Students in TECH 12000 (Design Thinking in Technology) will present a public showcase of their semester projects from 2–3 p.m. on Thursday, December 7, 2017, in Knoy Hall of Technology rooms B016 and B019. The campus community, parents and friends are invited to meet students in the course and explore their work. Snacks will be provided.
At the culmination of the course, the first of the core courses for Polytechnic majors, students apply design thinking strategies to demonstrate their abilities to:
- Write a narrowly focused problem statement
- Apply ethnographic methods to understand technological problems
- Develop a search strategy, access technical databases and evaluate results and source quality
- Create a technical report documenting results of the design process
- Manage design projects, develop project timelines and negotiate individual responsibilities and accountability in the team environment
- Apply strategies of ideation to develop novel and innovative solutions
- Rapidly prototype solutions for purposes of design, testing and communication
Approximately 550 students were divided into 125 teams. The teams focused on short-term projects as well as society’s grand challenges in half-semester projects to apply design thinking to locally relevant problems.
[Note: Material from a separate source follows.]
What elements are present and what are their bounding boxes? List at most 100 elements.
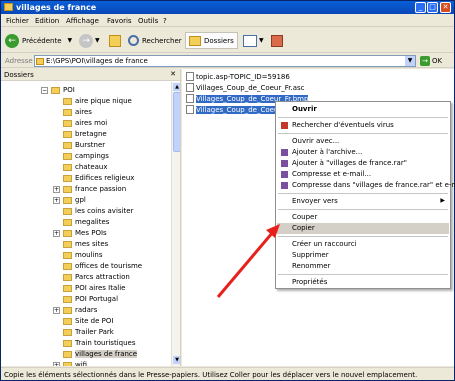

The challenges position students as designers to identify an opportunity and apply a design process to propose a solution. The presentation sessions are the outcomes of the process and the mechanism through which they share their ideas.
“We designed this course with a unique pedagogy,” said Nathan Mentzer, associate professor of engineering/technology teacher education. “Because active learning is a Polytechnic hallmark, we want new students to experience our learn-by-doing classroom environments as quickly as possible.”
Class sessions, held two hours per week, are used as lab time for collaboration and application of concepts. Traditional lecture content is delivered online via Blackboard, Purdue’s system for course documents, assignments and assessments.
“We call this a ‘flipped class’ because instructors use class meetings to help students work on projects rather than passively listen to lectures,” Mentzer said. “It’s a dynamic way to help students build on their capacity for innovative thinking.”
The course design also allows for small course sections of a few dozen students each, Mentzer said, with enough sections scheduled to accommodate approximately 1000 students per year.
A selected sample of 12 presentations will be on display at the December 7 showcase.